Oleta thought she knew one thing she felt. She wanted to know more. She always wanted to know more, but this time, she knew exactly what she wanted to know more about. She wanted to unravel the mystery.

It was a gray morning on the seaside when she was given the chance. The sky was misty-silver, a faint drizzle turning the whole world shining and sleek. Oleta liked the shore best at this time, when there was scarcely anyone else around at all, and her ears were filled with the sibling voices of the surf and the wind. When those voices spoke to her, her own mind was quiet, and there was none of the endless loop of topics that had nothing to do with each other, none of the endless internal chatter that could sometimes leave her exhausted and confused. There was just the world, and the way it spoke to her.

A dark blur in the mist resolved itself into the figure of a slim woman, some fifty feet away from Oleta, walking down the sand at a slow pace.
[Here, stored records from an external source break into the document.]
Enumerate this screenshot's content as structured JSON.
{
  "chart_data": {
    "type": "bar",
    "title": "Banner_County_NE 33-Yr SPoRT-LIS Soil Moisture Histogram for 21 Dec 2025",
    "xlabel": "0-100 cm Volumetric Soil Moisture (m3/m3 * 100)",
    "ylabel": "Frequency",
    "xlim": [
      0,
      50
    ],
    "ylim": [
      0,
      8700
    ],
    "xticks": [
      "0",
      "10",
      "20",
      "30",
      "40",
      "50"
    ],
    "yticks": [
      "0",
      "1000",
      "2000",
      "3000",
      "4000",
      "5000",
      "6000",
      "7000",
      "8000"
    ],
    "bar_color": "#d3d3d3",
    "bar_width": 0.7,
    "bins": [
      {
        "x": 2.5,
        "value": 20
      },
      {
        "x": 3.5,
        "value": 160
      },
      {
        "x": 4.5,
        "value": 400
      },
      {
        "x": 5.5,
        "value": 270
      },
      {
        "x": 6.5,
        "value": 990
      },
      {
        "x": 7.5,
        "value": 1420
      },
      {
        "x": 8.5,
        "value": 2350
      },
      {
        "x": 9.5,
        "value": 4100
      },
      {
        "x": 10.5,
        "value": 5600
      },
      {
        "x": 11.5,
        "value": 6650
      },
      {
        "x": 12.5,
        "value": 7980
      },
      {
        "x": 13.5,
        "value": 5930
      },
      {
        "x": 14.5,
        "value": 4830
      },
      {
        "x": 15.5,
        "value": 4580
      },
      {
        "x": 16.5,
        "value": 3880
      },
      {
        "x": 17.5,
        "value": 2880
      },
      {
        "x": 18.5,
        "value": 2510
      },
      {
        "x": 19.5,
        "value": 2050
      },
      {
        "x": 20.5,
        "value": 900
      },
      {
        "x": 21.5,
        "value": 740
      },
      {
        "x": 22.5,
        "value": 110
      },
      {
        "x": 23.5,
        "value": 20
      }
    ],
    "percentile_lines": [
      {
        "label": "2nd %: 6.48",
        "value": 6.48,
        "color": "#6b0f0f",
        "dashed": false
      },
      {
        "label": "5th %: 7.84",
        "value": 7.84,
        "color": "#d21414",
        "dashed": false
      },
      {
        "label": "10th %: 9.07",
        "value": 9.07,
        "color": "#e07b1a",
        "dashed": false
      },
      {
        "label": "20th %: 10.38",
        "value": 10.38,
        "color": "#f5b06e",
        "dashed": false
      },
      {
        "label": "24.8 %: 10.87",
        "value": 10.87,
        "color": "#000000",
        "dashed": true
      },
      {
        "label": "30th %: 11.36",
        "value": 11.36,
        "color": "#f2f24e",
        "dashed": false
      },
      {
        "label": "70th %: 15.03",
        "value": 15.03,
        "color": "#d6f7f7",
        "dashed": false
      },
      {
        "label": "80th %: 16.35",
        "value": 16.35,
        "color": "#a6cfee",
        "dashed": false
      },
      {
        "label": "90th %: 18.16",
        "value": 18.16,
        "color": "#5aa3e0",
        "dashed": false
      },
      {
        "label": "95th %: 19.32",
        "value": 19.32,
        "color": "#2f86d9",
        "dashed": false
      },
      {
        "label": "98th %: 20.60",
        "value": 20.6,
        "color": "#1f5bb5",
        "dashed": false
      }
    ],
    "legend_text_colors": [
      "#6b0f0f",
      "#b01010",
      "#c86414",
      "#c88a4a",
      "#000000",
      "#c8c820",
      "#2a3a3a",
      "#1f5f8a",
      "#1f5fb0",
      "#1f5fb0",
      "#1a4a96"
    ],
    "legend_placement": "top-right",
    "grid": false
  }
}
Oleta watched her, and her pulse quickened as the woman drew nearer, and her hazy features resolved themselves into something familiar.

Her brown hair was loose and wet from all the moisture in the air, clinging to her cheeks and her neck. Her cheeks were pinked from the wind and her eyes were so very, very blue. Not the blue of neon, but the blue of a placid lake on a sunny day. Eyes to fall into and drown in, but that wasn’t the sort of completion that Oleta sought.

Their eyes met, and it was as if the world held its breath. Hester faltered and stilled, her hands twitching and her shoulders stiff with tension. Oleta regarded her, blinking sand and salt out of her eyes with more difficulty than she should have. Water beaded on her skin like tears.

Finally, with the slowness of lead in her arms, Oleta held out a hand.

She had no idea what to feel. She was willing to wait long enough to find out.